February flew by in a flurry of preparation for March. Between one midterm that was probably the easiest thing I’ve ever done, hockey finishing up, and keeping up with my two clinic shifts a week.. school is going pretty smoothly. I’ve never experienced this kind of schedule before, that being one that is pretty relaxed, so it’s been an interesting adjustment.

I spent majority of my time finishing my research project, “Rebuilding the Equestrian”, putting it together into one giant thesis, and then nitpicking on the fine details for 5 days straight. As an undergrad doing what could have easily been a Masters thesis, I got a really good taste for what my future may be if I continue down this route. I have to say, I loved doing the actual hands on research and getting my ideas in motion… the nitty gritty compiling tests and writing up cases part was a little bit tough. I definitely underestimated how much energy that part of things would take up. However, I got it done and submitted it to the national athletic therapy association’s writing award on time. The gist of this thesis was based around me taking riders who had a history of chronic pain (predominantly low back pain) through and 8-week postural re-correction (or rebuilding) program. I did a combination of a review of the current literature and a overview of a few of my own case studies.

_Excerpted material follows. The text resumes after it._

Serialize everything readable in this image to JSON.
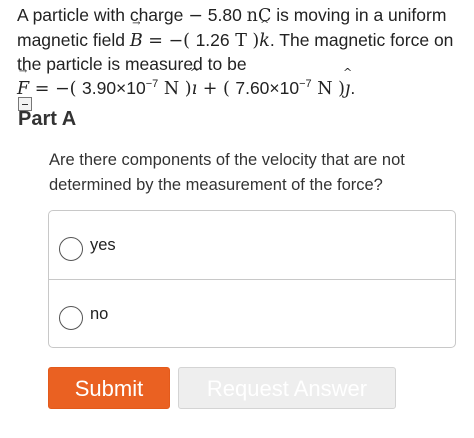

While most of February was spent on that, the next big project was prepping my first seminar on the “Rebuilding the Equestrian” project for Dressage Winnipeg. Basically as soon as I hit submit on the thesis, I switched over to turning my ideas into a understandable, ordered presentation. Again.. not always as easy as you’d think. My brain is a series of squiqqles and ever-changing ideas. Slowing that down enough to get a 2 hr presentation with the right amount of information incorporated was a challenge. I’ve done quite a bit of one-on-one work now with riders, but presenting to a group this past weekend was a first for me.

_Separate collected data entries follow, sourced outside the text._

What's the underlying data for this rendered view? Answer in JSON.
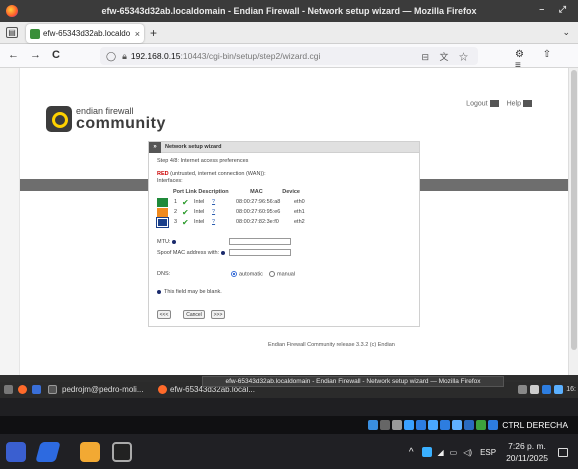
{
  "window": {
    "title": "efw-65343d32ab.localdomain - Endian Firewall - Network setup wizard — Mozilla Firefox",
    "controls": "– ⤢"
  },
  "tab": {
    "title": "efw-65343d32ab.localdo",
    "close": "×",
    "new": "+"
  },
  "nav": {
    "back": "←",
    "forward": "→",
    "reload": "C",
    "url_host": "192.168.0.15",
    "url_path": ":10443/cgi-bin/setup/step2/wizard.cgi",
    "right_icons": "⊟ 文 ☆",
    "ext_icons": "⚙ ⇧ ≡"
  },
  "page": {
    "logo_line1": "endian firewall",
    "logo_line2": "community",
    "logout": "Logout",
    "help": "Help",
    "wizard_title": "Network setup wizard",
    "wizard_tag": "»",
    "step": "Step 4/8: Internet access preferences",
    "red_label": "RED",
    "red_desc": "(untrusted, internet connection (WAN)):",
    "interfaces_label": "Interfaces:",
    "col_headers": [
      "Port",
      "Link",
      "Description",
      "MAC",
      "Device"
    ],
    "interfaces": [
      {
        "port": "1",
        "desc": "Intel",
        "q": "?",
        "mac": "08:00:27:96:56:a8",
        "dev": "eth0",
        "color": "#1f8a3a"
      },
      {
        "port": "2",
        "desc": "Intel",
        "q": "?",
        "mac": "08:00:27:60:95:e6",
        "dev": "eth1",
        "color": "#f08a1e"
      },
      {
        "port": "3",
        "desc": "Intel",
        "q": "?",
        "mac": "08:00:27:82:3e:f0",
        "dev": "eth2",
        "color": "#1a3f8a"
      }
    ],
    "mtu_label": "MTU:",
    "spoof_label": "Spoof MAC address with:",
    "dns_label": "DNS:",
    "dns_auto": "automatic",
    "dns_manual": "manual",
    "blank_note": "This field may be blank.",
    "btn_back": "<<<",
    "btn_cancel": "Cancel",
    "btn_next": ">>>",
    "footer": "Endian Firewall Community release 3.3.2 (c) Endian"
  },
  "taskbar1": {
    "item1": "pedrojm@pedro-moli...",
    "item2": "efw-65343d32ab.local...",
    "tooltip": "efw-65343d32ab.localdomain - Endian Firewall - Network setup wizard — Mozilla Firefox",
    "corner": "16:"
  },
  "tray": {
    "ctrl": "CTRL DERECHA"
  },
  "taskbar2": {
    "lang": "ESP",
    "time": "7:26 p. m.",
    "date": "20/11/2025"
  },
  "colors": {
    "accent_green": "#1f8a3a",
    "menubar": "#6e6e6e"
  }
}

March started with my thesis submission and then this presentation. Conveniently coordinated with the onset of what I now know is a mono infection. Which made this past week more then horrible. Endless fatigue and flu-like symptoms combined with getting a 2 hr presentation ready to fly is beautiful. Thankfully I got it done and managed to get it out of my mouth in half-decent form, even though I didn’t have a voice by the time Saturday rolled around and it took me an hour to get the projector to work. But as my mother said (typed, from Africa), there would be something wrong with the Universe if my first seminar went easily.

Now that I have those two things over and done with, I can switch my focus back to… rest… until this mono thing chills out. I’m finally at the point where I can do about 5 or 6 hrs a day without headaches and horrendous fatigue (that’s if I get a minimum of 12hrs of sleep the night before..). Which is definite progress from last week where I felt like what the walking dead looks like 24/7. I’m looking forward to the end of the month where I’m doing a clinic for the Western Dressage association, built again around Rebuilding the Equestrian. I’ve gotten some great feedback from this first seminar, and can’t wait to continue preaching my preach. Hopefully my voice returns sooner rather then later.